In their new book, Death by a Thousand Cuts, Timothy Brook, Jérôme Bourgon, and Gregory Blue write about a trait shared by Americans and Chinese to this day: we execute human beings. The Chinese used to do it by way of lingchi, slicing off limbs and pieces of flesh. They stopped the practice in 1905.
In the United States today, we mix a cocktail of poison and inject it into people's veins. A week ago the Supreme Court said that's not a bad way to kill a criminal. It doesn't sound so bad as the Chinese method, though the Chinese used to temper the punishment by sedating the criminal with opium, and killing him or her long before lopping off the last ounce of flesh.

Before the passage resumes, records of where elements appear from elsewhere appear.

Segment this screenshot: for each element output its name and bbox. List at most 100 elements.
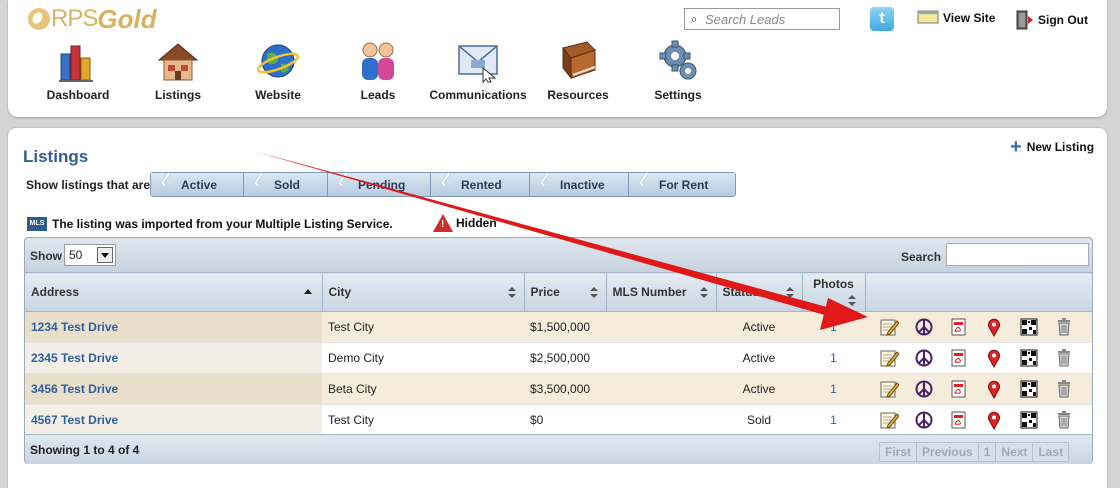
map-pin-icon[interactable] [976,378,1011,400]
table-toolbar: Show 50 Search [25,238,1092,272]
filter-sold[interactable]: Sold [244,173,328,196]
listing-address-link[interactable]: 4567 Test Drive [31,413,118,427]
envelope-icon [455,38,501,84]
edit-icon[interactable] [871,378,906,400]
filter-pending[interactable]: Pending [328,173,431,196]
new-listing-button[interactable]: + New Listing [1010,137,1094,157]
listing-address-link[interactable]: 3456 Test Drive [31,382,118,396]
edit-icon[interactable] [871,316,906,338]
pager-next[interactable]: Next [996,443,1034,461]
table-row: 2345 Test Drive Demo City $2,500,000 Active… [25,342,1092,374]
filter-inactive[interactable]: Inactive [530,173,629,196]
pager-first[interactable]: First [880,443,918,461]
cell-city: Test City [322,404,524,436]
pdf-icon[interactable] [941,378,976,400]
cell-photos[interactable]: 1 [802,404,865,436]
cell-actions [865,342,1092,374]
peace-icon[interactable] [906,378,941,400]
status-filter-bar: Active Sold Pending Rented Inactive For … [150,172,736,197]
checkmark-icon [159,177,175,193]
people-icon [355,38,401,84]
cell-mls-number [606,404,716,436]
qr-code-icon[interactable] [1011,409,1046,431]
cell-address: 3456 Test Drive [25,373,322,405]
sign-out-link[interactable]: Sign Out [1016,10,1088,30]
trash-icon[interactable] [1046,347,1081,369]
warning-icon: ! [433,214,453,232]
sort-icon [847,295,856,307]
nav-resources[interactable]: Resources [528,38,628,102]
map-pin-icon[interactable] [976,347,1011,369]
gear-icon [655,38,701,84]
map-pin-icon[interactable] [976,316,1011,338]
search-leads-input[interactable] [703,10,837,28]
column-city[interactable]: City [322,272,525,312]
cell-mls-number [606,373,716,405]
listing-address-link[interactable]: 1234 Test Drive [31,320,118,334]
pdf-icon[interactable] [941,347,976,369]
edit-icon[interactable] [871,347,906,369]
column-status[interactable]: Status [716,272,803,312]
qr-code-icon[interactable] [1011,378,1046,400]
nav-communications[interactable]: Communications [428,38,528,102]
cell-mls-number [606,342,716,374]
chevron-down-icon [97,247,113,263]
pager-page-1[interactable]: 1 [978,443,997,461]
trash-icon[interactable] [1046,378,1081,400]
nav-leads[interactable]: Leads [328,38,428,102]
cell-price: $2,500,000 [524,342,606,374]
nav-dashboard[interactable]: Dashboard [28,38,128,102]
column-mls-number[interactable]: MLS Number [606,272,717,312]
twitter-icon[interactable]: t [870,7,894,31]
sort-icon [507,287,516,299]
peace-icon[interactable] [906,316,941,338]
table-row: 4567 Test Drive Test City $0 Sold 1 [25,404,1092,436]
top-header: RPS Gold Dashboard Listings Website Lead… [8,0,1107,117]
filter-active[interactable]: Active [151,173,244,196]
cell-status: Active [716,342,802,374]
monitor-icon [917,10,939,24]
cell-photos[interactable]: 1 [802,311,865,343]
mls-legend: MLS The listing was imported from your M… [27,217,393,231]
checkmark-icon [439,177,455,193]
edit-icon[interactable] [871,409,906,431]
sort-ascending-icon [303,289,312,294]
cell-city: Demo City [322,342,524,374]
sort-icon [699,287,708,299]
page-size-select[interactable]: 50 [64,244,116,266]
cell-photos[interactable]: 1 [802,342,865,374]
search-leads-box[interactable]: ⌕ [684,8,840,30]
filter-for-rent[interactable]: For Rent [629,173,735,196]
column-address[interactable]: Address [25,272,323,312]
view-site-link[interactable]: View Site [917,10,995,26]
pager-previous[interactable]: Previous [917,443,979,461]
cell-price: $3,500,000 [524,373,606,405]
column-photos[interactable]: Photos [802,272,866,312]
checkmark-icon [252,177,268,193]
cell-photos[interactable]: 1 [802,373,865,405]
nav-listings[interactable]: Listings [128,38,228,102]
table-search-input[interactable] [946,243,1089,266]
listing-address-link[interactable]: 2345 Test Drive [31,351,118,365]
pdf-icon[interactable] [941,409,976,431]
cell-city: Beta City [322,373,524,405]
listings-table: Address City Price MLS Number Status Pho… [25,272,1092,436]
trash-icon[interactable] [1046,409,1081,431]
trash-icon[interactable] [1046,316,1081,338]
rpsgold-logo[interactable]: RPS Gold [28,4,157,34]
column-price[interactable]: Price [524,272,607,312]
peace-icon[interactable] [906,409,941,431]
pager-last[interactable]: Last [1033,443,1069,461]
map-pin-icon[interactable] [976,409,1011,431]
cell-status: Active [716,311,802,343]
qr-code-icon[interactable] [1011,347,1046,369]
nav-website[interactable]: Website [228,38,328,102]
nav-settings[interactable]: Settings [628,38,728,102]
filter-rented[interactable]: Rented [431,173,530,196]
checkmark-icon [538,177,554,193]
listings-panel: Listings + New Listing Show listings tha… [8,128,1107,488]
qr-code-icon[interactable] [1011,316,1046,338]
peace-icon[interactable] [906,347,941,369]
pdf-icon[interactable] [941,316,976,338]
cell-address: 4567 Test Drive [25,404,322,436]
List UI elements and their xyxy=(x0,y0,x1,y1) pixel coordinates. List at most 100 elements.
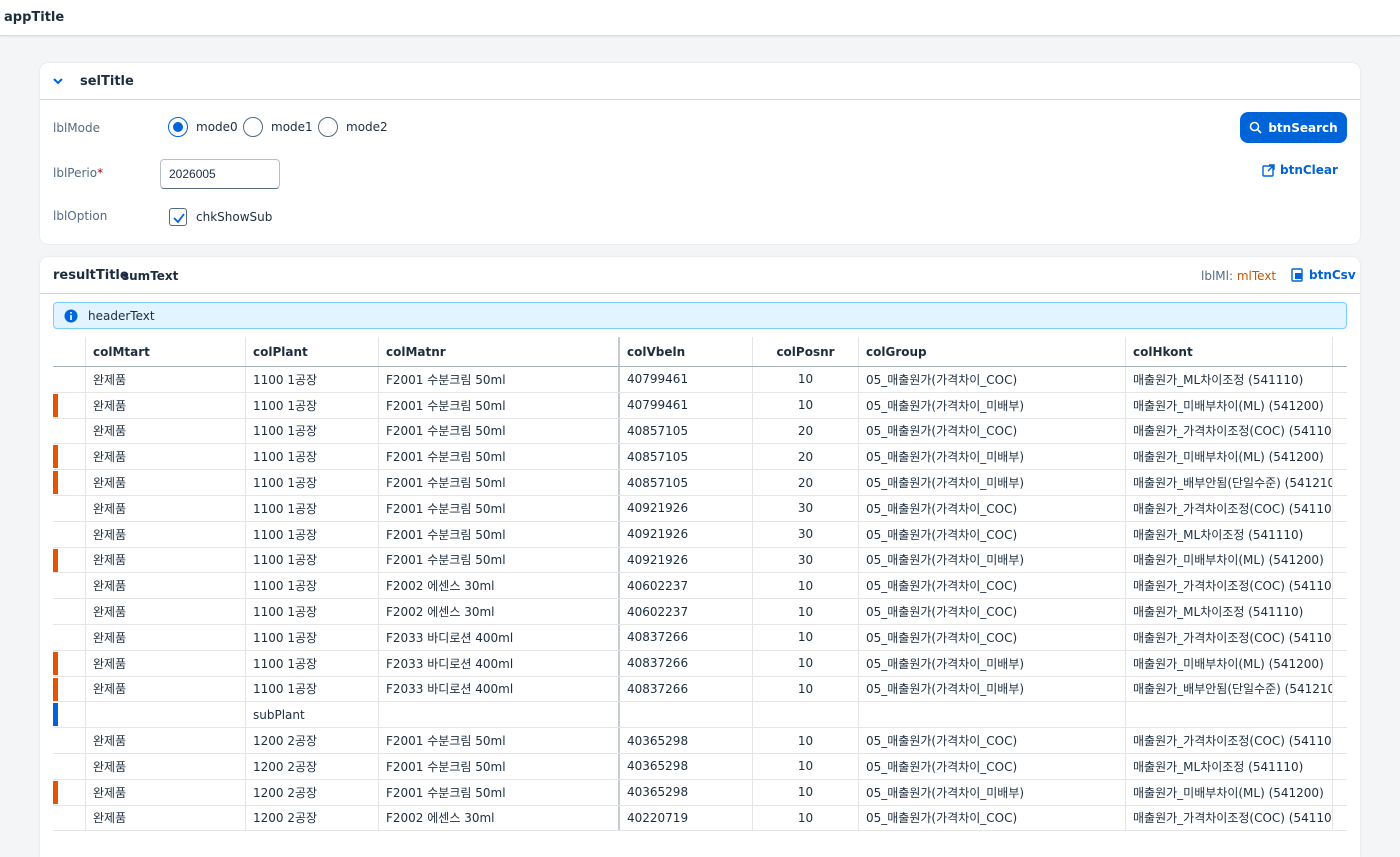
table-row[interactable]: 완제품 1200 2공장 F2001 수분크림 50ml 40365298 10 05_매… xyxy=(53,779,1347,806)
search-button[interactable]: btnSearch xyxy=(1240,112,1347,143)
row-selector[interactable] xyxy=(53,805,86,831)
cell-posnr: 10 xyxy=(753,599,859,624)
row-selector[interactable] xyxy=(53,676,86,702)
table-row[interactable]: 완제품 1100 1공장 F2001 수분크림 50ml 40857105 20 05_매… xyxy=(53,470,1347,496)
cell-matnr: F2001 수분크림 50ml xyxy=(379,547,620,573)
row-selector[interactable] xyxy=(53,728,86,753)
radio-mode0[interactable]: mode0 xyxy=(168,117,238,137)
table-row[interactable]: 완제품 1100 1공장 F2001 수분크림 50ml 40921926 30 05_매… xyxy=(53,521,1347,548)
cell-vbeln: 40921926 xyxy=(620,547,753,573)
radio-circle[interactable] xyxy=(243,117,263,137)
cell-hkont: 매출원가_미배부차이(ML) (541200) xyxy=(1126,779,1333,805)
table-row[interactable]: 완제품 1100 1공장 F2033 바디로션 400ml 40837266 10 05_… xyxy=(53,624,1347,651)
cell-group: 05_매출원가(가격차이_COC) xyxy=(859,599,1126,624)
column-header-vbeln[interactable]: colVbeln xyxy=(620,337,753,366)
table-row[interactable]: 완제품 1100 1공장 F2033 바디로션 400ml 40837266 10 05_… xyxy=(53,650,1347,677)
cell-plant: 1100 1공장 xyxy=(246,367,379,392)
table-row[interactable]: 완제품 1100 1공장 F2001 수분크림 50ml 40799461 10 05_매… xyxy=(53,367,1347,393)
cell-posnr: 20 xyxy=(753,418,859,444)
table-row[interactable]: 완제품 1100 1공장 F2001 수분크림 50ml 40921926 30 05_매… xyxy=(53,495,1347,522)
chevron-down-icon[interactable] xyxy=(51,74,65,88)
cell-vbeln: 40365298 xyxy=(620,753,753,779)
cell-vbeln: 40837266 xyxy=(620,676,753,702)
cell-plant: 1100 1공장 xyxy=(246,521,379,547)
table-row[interactable]: 완제품 1100 1공장 F2001 수분크림 50ml 40921926 30 05_매… xyxy=(53,547,1347,574)
table-row[interactable]: 완제품 1100 1공장 F2001 수분크림 50ml 40799461 10 05_매… xyxy=(53,392,1347,419)
cell-matnr: F2033 바디로션 400ml xyxy=(379,624,620,650)
row-selector[interactable] xyxy=(53,753,86,779)
row-selector[interactable] xyxy=(53,521,86,547)
checkbox-box[interactable] xyxy=(169,208,187,226)
radio-mode1[interactable]: mode1 xyxy=(243,117,313,137)
column-header-plant[interactable]: colPlant xyxy=(246,337,379,366)
cell-vbeln: 40857105 xyxy=(620,418,753,444)
cell-vbeln xyxy=(620,702,753,728)
cell-posnr: 20 xyxy=(753,470,859,495)
row-selector[interactable] xyxy=(53,367,86,392)
subtotal-row[interactable]: subPlant xyxy=(53,702,1347,729)
radio-label-mode0: mode0 xyxy=(196,120,238,134)
table-row[interactable]: 완제품 1100 1공장 F2002 에센스 30ml 40602237 10 05_매출… xyxy=(53,573,1347,600)
row-selector[interactable] xyxy=(53,702,86,728)
row-selector[interactable] xyxy=(53,392,86,418)
row-selector[interactable] xyxy=(53,624,86,650)
row-selector-header xyxy=(53,337,86,366)
info-icon xyxy=(64,309,78,323)
csv-button[interactable]: btnCsv xyxy=(1290,268,1356,282)
table-row[interactable]: 완제품 1200 2공장 F2001 수분크림 50ml 40365298 10 05_매… xyxy=(53,753,1347,780)
show-sub-checkbox[interactable]: chkShowSub xyxy=(169,208,272,226)
column-header-hkont[interactable]: colHkont xyxy=(1126,337,1333,366)
table-row[interactable]: 완제품 1200 2공장 F2002 에센스 30ml 40220719 10 05_매출… xyxy=(53,805,1347,832)
radio-circle[interactable] xyxy=(318,117,338,137)
cell-matnr: F2001 수분크림 50ml xyxy=(379,779,620,805)
selection-title: selTitle xyxy=(80,74,134,89)
result-panel: resultTitle sumText lblMl: mlText btnCsv… xyxy=(40,257,1360,857)
selection-panel: selTitle lblMode mode0 mode1 mode2 lblPe… xyxy=(40,63,1360,244)
cell-mtart: 완제품 xyxy=(86,495,246,521)
radio-circle-selected[interactable] xyxy=(168,117,188,137)
row-selector[interactable] xyxy=(53,495,86,521)
cell-vbeln: 40602237 xyxy=(620,599,753,624)
row-highlight-marker xyxy=(53,651,58,675)
table-row[interactable]: 완제품 1100 1공장 F2001 수분크림 50ml 40857105 20 05_매… xyxy=(53,418,1347,445)
cell-group: 05_매출원가(가격차이_미배부) xyxy=(859,392,1126,418)
cell-hkont: 매출원가_가격차이조정(COC) (541100) xyxy=(1126,418,1333,444)
row-selector[interactable] xyxy=(53,779,86,805)
row-selector[interactable] xyxy=(53,444,86,470)
radio-mode2[interactable]: mode2 xyxy=(318,117,388,137)
cell-vbeln: 40602237 xyxy=(620,573,753,599)
cell-plant: 1200 2공장 xyxy=(246,805,379,831)
row-selector[interactable] xyxy=(53,418,86,444)
cell-plant: 1200 2공장 xyxy=(246,753,379,779)
cell-plant: subPlant xyxy=(246,702,379,728)
clear-button-label: btnClear xyxy=(1280,163,1338,177)
table-row[interactable]: 완제품 1100 1공장 F2033 바디로션 400ml 40837266 10 05_… xyxy=(53,676,1347,703)
column-header-posnr[interactable]: colPosnr xyxy=(753,337,859,366)
cell-group: 05_매출원가(가격차이_미배부) xyxy=(859,444,1126,470)
cell-posnr: 30 xyxy=(753,547,859,573)
row-selector[interactable] xyxy=(53,547,86,573)
row-selector[interactable] xyxy=(53,470,86,495)
column-header-mtart[interactable]: colMtart xyxy=(86,337,246,366)
cell-mtart: 완제품 xyxy=(86,805,246,831)
table-row[interactable]: 완제품 1200 2공장 F2001 수분크림 50ml 40365298 10 05_매… xyxy=(53,728,1347,754)
row-highlight-marker xyxy=(53,393,58,417)
csv-button-label: btnCsv xyxy=(1309,268,1356,282)
clear-button[interactable]: btnClear xyxy=(1262,163,1338,177)
row-selector[interactable] xyxy=(53,599,86,624)
selection-panel-header[interactable]: selTitle xyxy=(40,63,1360,100)
cell-group: 05_매출원가(가격차이_미배부) xyxy=(859,779,1126,805)
table-row[interactable]: 완제품 1100 1공장 F2001 수분크림 50ml 40857105 20 05_매… xyxy=(53,444,1347,471)
cell-group: 05_매출원가(가격차이_COC) xyxy=(859,728,1126,753)
row-selector[interactable] xyxy=(53,573,86,599)
ml-value: mlText xyxy=(1236,269,1277,283)
cell-mtart xyxy=(86,702,246,728)
cell-plant: 1100 1공장 xyxy=(246,676,379,702)
table-row[interactable]: 완제품 1100 1공장 F2002 에센스 30ml 40602237 10 05_매출… xyxy=(53,599,1347,625)
subtotal-marker xyxy=(53,703,58,727)
column-header-group[interactable]: colGroup xyxy=(859,337,1126,366)
column-header-matnr[interactable]: colMatnr xyxy=(379,337,620,366)
row-selector[interactable] xyxy=(53,650,86,676)
period-input[interactable]: 2026005 xyxy=(160,159,280,189)
cell-hkont: 매출원가_가격차이조정(COC) (541100) xyxy=(1126,624,1333,650)
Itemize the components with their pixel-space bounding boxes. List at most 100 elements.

We sedate the criminals we kill, too -- at least we think we do. One of three liquids used in our lethal cocktails is supposed to dull the pain of death. Maybe it does, but why so much screaming and contorted and writhing expressions on some of the ones we kill?
The Supreme Court said it isn't cruel. Certainly not like the old Chinese way; certainly not like the disemboweling and dismembering Western nations used to practice, until one by one they gave up killing by any fashion, leaving the United States alone still trying to find a perfect way for the government to take the life of a helpless man or woman or, sometimes, boy or girl.
The authors say of the comparative methods of slaughter, "It is hard to see much distinction in degrees of cruelty." It is hard to see much honor in it, either.